The Cost of Moving Data
The figure below contains an example of how the counting words problem works in a MapReduce framework. We saw, in the previous post, that the number of mappers is fixed – it is equal to the number of partitions we have for our input data. The number of reducers, on the other hand, is defined by us, the programmer. Each reducer can get data from any of the mappers. In a distributed system, this moving of data between nodes results in network, memory and disk costs which slow down the computation. To understand this cost and how to use it to improve our computation time, we need to understand what exactly happens during the data movement phase (the sort and shuffle phase).
Shuffle
We know that the reducers get the data from any number of mappers, which means that some reducers might not get any data, while others might get data from all the mappers. This spaghetti pattern (illustrated below) between mappers and reducers is called a shuffle – the process of
This is an expensive operation that moves the data over the network and is bound by network IO. If you remember from the Introduction to batch processing – MapReduce post, we learned that the whole point of MapReduce is to minimize data movement by sending our code (map and reduce functions) to the nodes containing data. This naturally leads to the conclusion that shuffles could be a serious bottleneck for MapReduce-based data pipelines. This shows the importance of properly partitioning the data, defining the number of reducers and even sometimes repartitioning the input data to speed up computation. Unfortunately, data transfer is not the only cost of a shuffle. During the shuffle phase, data is sorted and also sometimes written to disk.
Disk
Classical MapReduce frameworks like, the one found in Hadoop, would use disk storage to write out their output results and temporary buffers. This would make it easy to chain multiple MapReduce jobs to create complex pipelines. However, this design means that a large and complex MapReduce data pipeline would also acquire huge disk IO cost, making it even slower. This has inspired other distributed computation frameworks that prefer to keep data in-memory like Spark.
Sorting
Each paragraph so far explained a resource cost in a MapReduce-based data pipeline, as well as why it is there in the first place. What about sorting?
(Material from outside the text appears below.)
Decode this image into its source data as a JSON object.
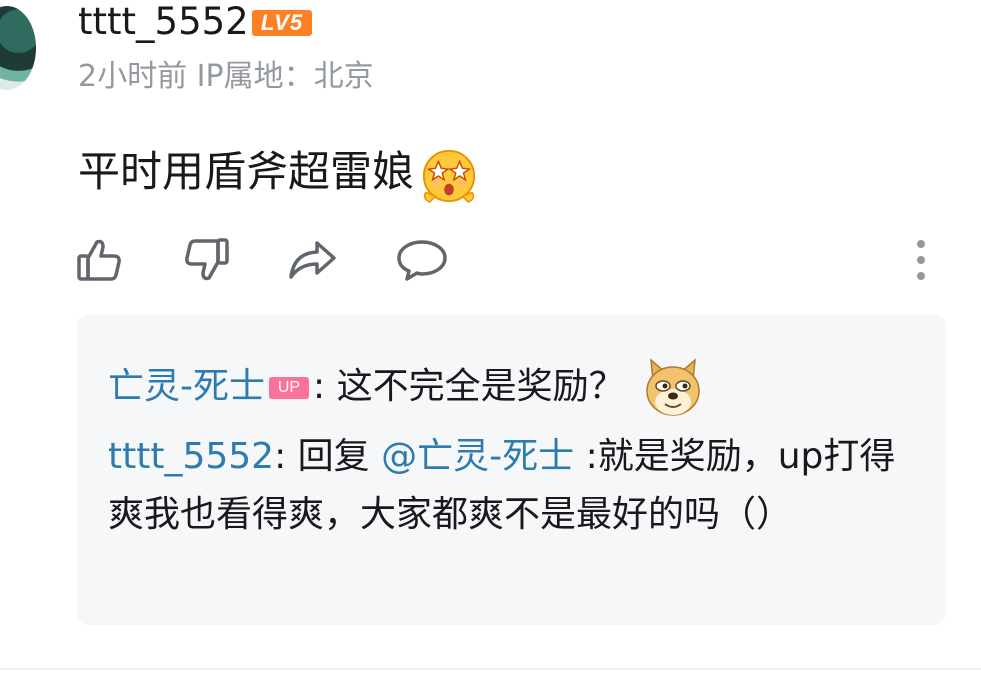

The reduce phase consists of reducers applying a function to reduce incoming data. This function is applied to a chunk of input data with the same key. One easy way to implement this is, well… just sort the input data by keys. This way, the reducer can easily iterate over the sorted data and apply its function. Because the reducer can get data from multiple mappers, each mapper sorts its outputs locally and sends the sorted chunks to the reducers. Reducers then just merge the sorted chunks. This is called Merge sort and it is one of the most famous sorting algorithms in big data and distributed systems. It falls into a class of external sorting algorithms which can easily handle massive amounts of data (just like our MapReduce-based data pipeline).
Conclusion
MapReduce is a convenient abstraction and a robust model to process large amounts of data in a distributed setting. It uses the disk to store outputs, and while it is slower than its in-memory competitors, it allows the data pipeline to process huge amounts of data. Processing hundreds of terabytes in a system like this, isn’t a problem. It will do the job, albeit slow, even with a small number of nodes. Processing the same data in a system like Spark might result in faster processing time, but also most likely require a significant increase in either node count or cost per node giving the increase in RAM memory.